Just six hundred metres from Eisho-ji is a temple that blooms year round. Kaizo-ji, founded in 1394, is most famous for its bush clover, which blooms in September. The temple, of the Kenchoji school of Rinzai Zen Buddhism, is also a great spot for plum-blossom viewing and koyo (fall foliage).
Behind the main temple building is a large garden with a pond. Though it’s not often open to the public, visitors can see the garden from the yagura (cave tombs) to the left of the main shrine building.
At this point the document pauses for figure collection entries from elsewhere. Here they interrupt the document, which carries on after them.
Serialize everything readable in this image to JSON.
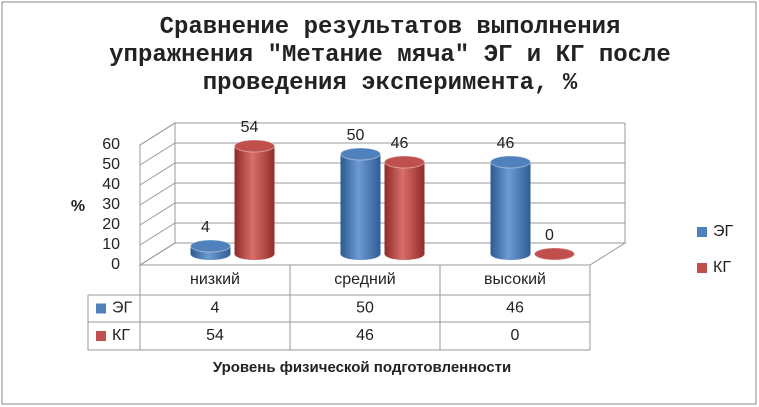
{
  "chart_data": {
    "type": "bar3d",
    "title": "Сравнение результатов выполнения упражнения \"Метание мяча\" ЭГ и КГ после проведения эксперимента, %",
    "y_label": "%",
    "x_label": "Уровень физической подготовленности",
    "categories": [
      "низкий",
      "средний",
      "высокий"
    ],
    "series": [
      {
        "name": "ЭГ",
        "color": "#4f81bd",
        "values": [
          4,
          50,
          46
        ]
      },
      {
        "name": "КГ",
        "color": "#c0504d",
        "values": [
          54,
          46,
          0
        ]
      }
    ],
    "ylim": [
      0,
      60
    ],
    "yticks": [
      0,
      10,
      20,
      30,
      40,
      50,
      60
    ],
    "grid": true,
    "legend": "right",
    "data_table": true
  }
}
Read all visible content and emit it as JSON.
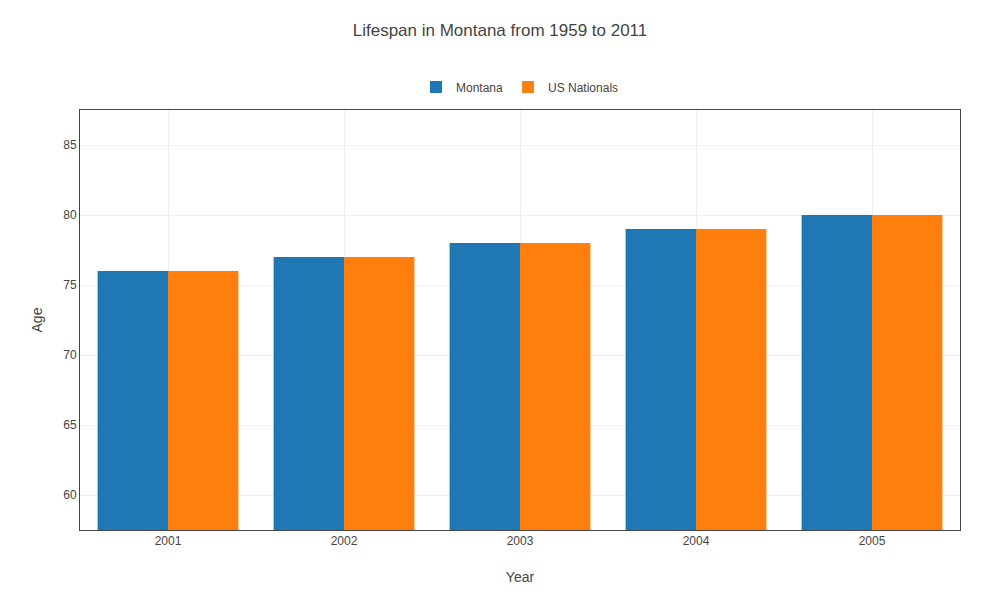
{
  "chart_data": {
    "type": "bar",
    "title": "Lifespan in Montana from 1959 to 2011",
    "xlabel": "Year",
    "ylabel": "Age",
    "categories": [
      "2001",
      "2002",
      "2003",
      "2004",
      "2005"
    ],
    "series": [
      {
        "name": "Montana",
        "values": [
          76,
          77,
          78,
          79,
          80
        ]
      },
      {
        "name": "US Nationals",
        "values": [
          76,
          77,
          78,
          79,
          80
        ]
      }
    ],
    "ylim": [
      57.5,
      87.5
    ],
    "yticks": [
      60,
      65,
      70,
      75,
      80,
      85
    ],
    "grid": true,
    "legend": "top"
  }
}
Another building houses the main objects of worship (Yakushi Nyorai among others), which are on display rather than locked up like at some other temples.
Near the yagura is a path that leads to a grotto with sixteen small wells, each roughly 40 centimetres deep and 70 centimetres in diameter. What were the wells used for? The Kamakura Today website says the following:
What were those wells used for? Nobody knows for sure. The established view by the archaeologists is that they were used for burying ashes of the departed, but the Temple denies it saying each well represents a Bosatsu or Bodhisattva and the sacred water was dedicated to those Bosatsu.
Pilgrimage: Kamakura 33 Kannon Pilgrimage (temple # 26)
Kamakura 24 Jizo Pilgrimage (temple #15, however, the building that houses the Iwafune Jizo is not on the main Kaizo-ji grounds, but rather a short walk away.)